The majority of people living in African countries do not have access to safe and affordable anesthesia, analgesia, and surgical care. There are 30 distinct pathways to train as an anesthesia provider in Africa, defined as the unique combination of entry qualification, duration, and qualification awarded. A majority (73%) of countries in Africa rely on non-physician anesthesia providers (NPAP) or some form of non-physician qualification in order to practice anesthesia. Most countries had both physician and non-physician training routes. Of all the NPAP training pathways, 60% required a nursing background for entry, 14% required either nursing or other clinical experience, 12% specifically required clinical experience other than nursing, and 14% required no prior clinical experience. Physicians provided clinical supervision and curriculum teaching for NPAP programs less than half the time. Liberia, Niger, Togo, Congo, Central African Republic, South Sudan, and Eritrea currently only train nurse anesthetists in the administration of anesthesia.

==Asia==
After 1869, Japanese medicine came under German influence such that regional anaesthesia was dominant over general anaesthesia. It was not until 1950, when American Meyer Sakland conveyed modern knowledge of anaesthesia to the Japanese, that general anaesthesia became popular and developed rapidly. Until now, there have been no non-medical anaesthesia professionals in Japan; however, recently, the debate has started regarding its potential introduction into Japanese operating theatres. In 2010, a first step was taken by starting an exchange education programme with the US. In China, the history is not much different.
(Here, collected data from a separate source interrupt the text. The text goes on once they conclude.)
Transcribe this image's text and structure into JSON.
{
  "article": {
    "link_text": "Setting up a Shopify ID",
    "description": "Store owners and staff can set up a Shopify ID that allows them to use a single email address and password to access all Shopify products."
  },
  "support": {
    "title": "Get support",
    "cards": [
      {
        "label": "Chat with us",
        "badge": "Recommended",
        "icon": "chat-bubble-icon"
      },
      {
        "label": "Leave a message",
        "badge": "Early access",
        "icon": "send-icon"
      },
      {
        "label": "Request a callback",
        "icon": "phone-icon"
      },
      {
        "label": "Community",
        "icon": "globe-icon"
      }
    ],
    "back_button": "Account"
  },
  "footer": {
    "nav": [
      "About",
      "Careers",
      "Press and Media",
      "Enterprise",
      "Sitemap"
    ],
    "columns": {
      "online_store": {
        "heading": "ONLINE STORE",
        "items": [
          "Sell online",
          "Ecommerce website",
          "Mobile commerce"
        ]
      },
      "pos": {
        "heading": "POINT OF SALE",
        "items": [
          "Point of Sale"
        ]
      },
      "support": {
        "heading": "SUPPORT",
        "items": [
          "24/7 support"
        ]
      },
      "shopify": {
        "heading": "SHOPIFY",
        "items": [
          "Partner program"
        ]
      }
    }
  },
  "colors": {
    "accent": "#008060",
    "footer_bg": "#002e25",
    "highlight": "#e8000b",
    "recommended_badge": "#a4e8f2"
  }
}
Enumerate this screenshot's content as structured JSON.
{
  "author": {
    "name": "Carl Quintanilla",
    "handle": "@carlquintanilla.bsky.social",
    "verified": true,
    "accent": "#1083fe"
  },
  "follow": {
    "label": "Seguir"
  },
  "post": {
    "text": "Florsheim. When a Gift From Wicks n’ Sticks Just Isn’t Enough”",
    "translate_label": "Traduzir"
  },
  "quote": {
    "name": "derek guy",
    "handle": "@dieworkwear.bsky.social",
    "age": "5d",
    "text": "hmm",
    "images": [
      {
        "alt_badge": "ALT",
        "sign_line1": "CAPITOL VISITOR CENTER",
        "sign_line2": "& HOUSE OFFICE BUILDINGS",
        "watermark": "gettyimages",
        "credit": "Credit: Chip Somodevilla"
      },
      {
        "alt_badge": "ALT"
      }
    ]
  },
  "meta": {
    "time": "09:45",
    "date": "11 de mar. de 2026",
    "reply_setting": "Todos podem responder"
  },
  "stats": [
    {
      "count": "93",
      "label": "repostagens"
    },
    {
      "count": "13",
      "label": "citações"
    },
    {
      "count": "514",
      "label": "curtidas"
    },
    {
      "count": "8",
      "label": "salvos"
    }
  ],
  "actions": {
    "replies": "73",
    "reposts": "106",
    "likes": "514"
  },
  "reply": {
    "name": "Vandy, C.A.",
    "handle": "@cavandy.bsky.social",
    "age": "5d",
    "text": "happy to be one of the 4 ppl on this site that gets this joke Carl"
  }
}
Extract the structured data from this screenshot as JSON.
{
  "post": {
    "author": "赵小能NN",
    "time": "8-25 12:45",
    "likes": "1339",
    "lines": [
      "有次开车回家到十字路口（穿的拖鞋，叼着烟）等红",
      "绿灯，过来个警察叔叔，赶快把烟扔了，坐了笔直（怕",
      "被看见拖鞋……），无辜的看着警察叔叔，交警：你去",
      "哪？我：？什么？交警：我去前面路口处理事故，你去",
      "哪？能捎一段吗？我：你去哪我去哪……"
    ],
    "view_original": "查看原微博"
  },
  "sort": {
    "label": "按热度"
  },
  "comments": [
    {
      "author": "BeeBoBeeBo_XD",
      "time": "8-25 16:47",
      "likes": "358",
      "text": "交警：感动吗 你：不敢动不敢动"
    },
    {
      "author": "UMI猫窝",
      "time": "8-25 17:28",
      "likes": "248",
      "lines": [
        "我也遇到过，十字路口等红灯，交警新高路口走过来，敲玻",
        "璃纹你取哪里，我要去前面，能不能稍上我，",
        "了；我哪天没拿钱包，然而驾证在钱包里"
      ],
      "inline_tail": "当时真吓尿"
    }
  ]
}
Some early pioneer anaesthesiologists came back from the US bringing with them the message of anaesthesia, but it was not till the early 1950s that modern anaesthesia was introduced only to come to an abrupt halt during the Cultural Revolution when only acupuncture and Chinese herbal medicine were encouraged. After 1979, anaesthesia developed rapidly and achieved independence from surgery by 1989. The role of non-medical anaesthesia professionals is very limited in
China.

==Australia==
In outback Australia, anaesthesia was frequently administered by non-medical assistants, attracting strong criticism by the medical establishment. The standard pattern of anaesthesia administration in the early 1900s in Australian cities was that the general practitioner (GP) referring the patient to the surgeon would administer the anaesthetic. In 1934, anaesthesia physicians became organised industrially and educationally very early as the Australian Society of Anaesthetists (ASA), and an early principle was that, whenever possible, one anaesthetist (and not an assistant) would care for and supervise one patient and that the anaesthetised patient would receive priority over all other activities. As nursing shortages were widespread, there was little scope for branching out into anaesthesia administration; nurses gravitated towards operating theatre scout and scrub duties. While the concept of non-medical nurse practitioners surfaced and was successful in the different states of Australia and in New Zealand, the non-medical anaesthesia professional has been more prevalent within the sub-branches of the anaesthesia services.

Physicians became the sole administrators of anaesthesia in other parts of the former British Empire – in Singapore, Malaya, Hong Kong, India, Malta, Aden and Gibraltar.